No entanto, a santa inteligência do garotão aqui não previu que o cheiro, no banheiro, se concentra. Quase caí duro na hora de escovar os dentes. Se fosse nos Estados Unidos o quarteirão teria sido isolado por indícios de ataque terrorista.
Passado o susto e ainda atordoado, fui fazer o café. Pela manhã um cafézinho sempre vem a calhar, ainda mais quando se dorme tarde e acorda cedo. Após 45 segundos no microondas meu pretinho estava no ponto, no primeiro gole notei que estava mais amargo que de costume. Claro, estava sem açúcar e o café é extra-forte! Mais que depressa fui à caça do pacote de açúcar inexistente, já que ainda não fizemos a compra. Joguei o café fora, escovei os dentes (como aquelas titicas fedem) e me mandei pro ponto de ônibus.

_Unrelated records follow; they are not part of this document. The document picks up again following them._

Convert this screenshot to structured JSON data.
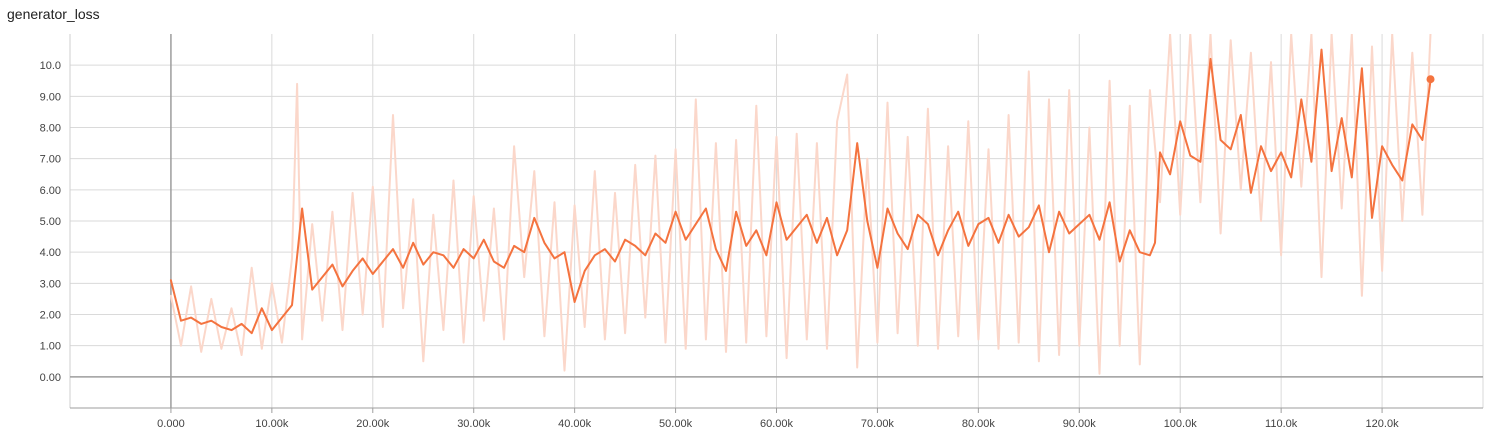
{
  "chart_data": {
    "type": "line",
    "title": "generator_loss",
    "xlabel": "",
    "ylabel": "",
    "xlim": [
      -10000,
      130000
    ],
    "ylim": [
      -1,
      11
    ],
    "grid": true,
    "x_ticks": [
      {
        "value": 0,
        "label": "0.000"
      },
      {
        "value": 10000,
        "label": "10.00k"
      },
      {
        "value": 20000,
        "label": "20.00k"
      },
      {
        "value": 30000,
        "label": "30.00k"
      },
      {
        "value": 40000,
        "label": "40.00k"
      },
      {
        "value": 50000,
        "label": "50.00k"
      },
      {
        "value": 60000,
        "label": "60.00k"
      },
      {
        "value": 70000,
        "label": "70.00k"
      },
      {
        "value": 80000,
        "label": "80.00k"
      },
      {
        "value": 90000,
        "label": "90.00k"
      },
      {
        "value": 100000,
        "label": "100.0k"
      },
      {
        "value": 110000,
        "label": "110.0k"
      },
      {
        "value": 120000,
        "label": "120.0k"
      }
    ],
    "y_ticks": [
      {
        "value": 0,
        "label": "0.00"
      },
      {
        "value": 1,
        "label": "1.00"
      },
      {
        "value": 2,
        "label": "2.00"
      },
      {
        "value": 3,
        "label": "3.00"
      },
      {
        "value": 4,
        "label": "4.00"
      },
      {
        "value": 5,
        "label": "5.00"
      },
      {
        "value": 6,
        "label": "6.00"
      },
      {
        "value": 7,
        "label": "7.00"
      },
      {
        "value": 8,
        "label": "8.00"
      },
      {
        "value": 9,
        "label": "9.00"
      },
      {
        "value": 10,
        "label": "10.0"
      }
    ],
    "series": [
      {
        "role": "smoothed",
        "color": "#f4733f",
        "x": [
          0,
          1000,
          2000,
          3000,
          4000,
          5000,
          6000,
          7000,
          8000,
          9000,
          10000,
          11000,
          12000,
          13000,
          14000,
          15000,
          16000,
          17000,
          18000,
          19000,
          20000,
          21000,
          22000,
          23000,
          24000,
          25000,
          26000,
          27000,
          28000,
          29000,
          30000,
          31000,
          32000,
          33000,
          34000,
          35000,
          36000,
          37000,
          38000,
          39000,
          40000,
          41000,
          42000,
          43000,
          44000,
          45000,
          46000,
          47000,
          48000,
          49000,
          50000,
          51000,
          52000,
          53000,
          54000,
          55000,
          56000,
          57000,
          58000,
          59000,
          60000,
          61000,
          62000,
          63000,
          64000,
          65000,
          66000,
          67000,
          68000,
          69000,
          70000,
          71000,
          72000,
          73000,
          74000,
          75000,
          76000,
          77000,
          78000,
          79000,
          80000,
          81000,
          82000,
          83000,
          84000,
          85000,
          86000,
          87000,
          88000,
          89000,
          90000,
          91000,
          92000,
          93000,
          94000,
          95000,
          96000,
          97000,
          97500,
          98000,
          99000,
          100000,
          101000,
          102000,
          103000,
          104000,
          105000,
          106000,
          107000,
          108000,
          109000,
          110000,
          111000,
          112000,
          113000,
          114000,
          115000,
          116000,
          117000,
          118000,
          119000,
          120000,
          121000,
          122000,
          123000,
          124000,
          124800
        ],
        "y": [
          3.1,
          1.8,
          1.9,
          1.7,
          1.8,
          1.6,
          1.5,
          1.7,
          1.4,
          2.2,
          1.5,
          1.9,
          2.3,
          5.4,
          2.8,
          3.2,
          3.6,
          2.9,
          3.4,
          3.8,
          3.3,
          3.7,
          4.1,
          3.5,
          4.3,
          3.6,
          4.0,
          3.9,
          3.5,
          4.1,
          3.8,
          4.4,
          3.7,
          3.5,
          4.2,
          4.0,
          5.1,
          4.3,
          3.8,
          4.0,
          2.4,
          3.4,
          3.9,
          4.1,
          3.7,
          4.4,
          4.2,
          3.9,
          4.6,
          4.3,
          5.3,
          4.4,
          4.9,
          5.4,
          4.1,
          3.4,
          5.3,
          4.2,
          4.7,
          3.9,
          5.6,
          4.4,
          4.8,
          5.2,
          4.3,
          5.1,
          3.9,
          4.7,
          7.5,
          5.0,
          3.5,
          5.4,
          4.6,
          4.1,
          5.2,
          4.9,
          3.9,
          4.7,
          5.3,
          4.2,
          4.9,
          5.1,
          4.3,
          5.2,
          4.5,
          4.8,
          5.5,
          4.0,
          5.3,
          4.6,
          4.9,
          5.2,
          4.4,
          5.6,
          3.7,
          4.7,
          4.0,
          3.9,
          4.3,
          7.2,
          6.5,
          8.2,
          7.1,
          6.9,
          10.2,
          7.6,
          7.3,
          8.4,
          5.9,
          7.4,
          6.6,
          7.2,
          6.4,
          8.9,
          6.9,
          10.5,
          6.6,
          8.3,
          6.4,
          9.9,
          5.1,
          7.4,
          6.8,
          6.3,
          8.1,
          7.6,
          9.5
        ]
      },
      {
        "role": "raw",
        "color": "#fbd7ca",
        "x": [
          0,
          1000,
          2000,
          3000,
          4000,
          5000,
          6000,
          7000,
          8000,
          9000,
          10000,
          11000,
          12000,
          12500,
          13000,
          14000,
          15000,
          16000,
          17000,
          18000,
          19000,
          20000,
          21000,
          22000,
          23000,
          24000,
          25000,
          26000,
          27000,
          28000,
          29000,
          30000,
          31000,
          32000,
          33000,
          34000,
          35000,
          36000,
          37000,
          38000,
          39000,
          40000,
          41000,
          42000,
          43000,
          44000,
          45000,
          46000,
          47000,
          48000,
          49000,
          50000,
          51000,
          52000,
          53000,
          54000,
          55000,
          56000,
          57000,
          58000,
          59000,
          60000,
          61000,
          62000,
          63000,
          64000,
          65000,
          66000,
          67000,
          68000,
          69000,
          70000,
          71000,
          72000,
          73000,
          74000,
          75000,
          76000,
          77000,
          78000,
          79000,
          80000,
          81000,
          82000,
          83000,
          84000,
          85000,
          86000,
          87000,
          88000,
          89000,
          90000,
          91000,
          92000,
          93000,
          94000,
          95000,
          96000,
          97000,
          98000,
          99000,
          100000,
          101000,
          102000,
          103000,
          104000,
          105000,
          106000,
          107000,
          108000,
          109000,
          110000,
          111000,
          112000,
          113000,
          114000,
          115000,
          116000,
          117000,
          118000,
          119000,
          120000,
          121000,
          122000,
          123000,
          124000,
          124800
        ],
        "y": [
          2.6,
          1.0,
          2.9,
          0.8,
          2.5,
          0.9,
          2.2,
          0.7,
          3.5,
          0.9,
          3.0,
          1.1,
          3.8,
          9.4,
          1.2,
          4.9,
          1.8,
          5.3,
          1.5,
          5.9,
          2.0,
          6.1,
          1.6,
          8.4,
          2.2,
          5.7,
          0.5,
          5.2,
          1.5,
          6.3,
          1.1,
          5.8,
          1.8,
          5.4,
          1.2,
          7.4,
          3.2,
          6.6,
          1.3,
          5.6,
          0.2,
          5.5,
          1.6,
          6.6,
          1.2,
          5.9,
          1.4,
          6.8,
          1.9,
          7.1,
          1.1,
          7.3,
          0.9,
          8.9,
          1.2,
          7.5,
          0.8,
          7.6,
          1.1,
          8.7,
          1.3,
          7.7,
          0.6,
          7.8,
          1.2,
          7.5,
          0.9,
          8.2,
          9.7,
          0.3,
          7.0,
          1.1,
          8.8,
          1.4,
          7.7,
          1.0,
          8.6,
          0.9,
          7.4,
          1.3,
          8.2,
          1.2,
          7.3,
          0.9,
          8.4,
          1.1,
          9.8,
          0.5,
          8.9,
          0.7,
          9.2,
          1.0,
          8.0,
          0.1,
          9.5,
          1.0,
          8.7,
          0.4,
          9.2,
          5.6,
          11.0,
          5.2,
          11.0,
          5.6,
          11.0,
          4.6,
          10.8,
          6.0,
          10.4,
          5.0,
          10.1,
          3.9,
          11.0,
          6.1,
          11.0,
          3.2,
          11.0,
          5.4,
          11.0,
          2.6,
          10.6,
          3.4,
          11.0,
          5.0,
          10.4,
          5.2,
          11.0
        ]
      }
    ],
    "last_point": {
      "x": 124800,
      "y": 9.55
    }
  }
}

Eu juro que vi bem grande um “UFSCar – Norte” no letreiro, mas ele fez um caminho estranho, deu a volta no cemitério, andou na área Sul e parou. “Moço, é o último ponto, você vai ter que sair”. Apaputaquepariu! Muito azar para um dia só.
O resto do dia se passou completamente normal (!), sem grandes surpresas. Mas como Murphy é muito meu amigo, seria muito estranho se mais nada acontecesse. Cheguei agora pouco em casa, varado de fome, pronto pra fazer um bom arroz com feijão. Lembra da compra? Pois é, o arroz acabou também.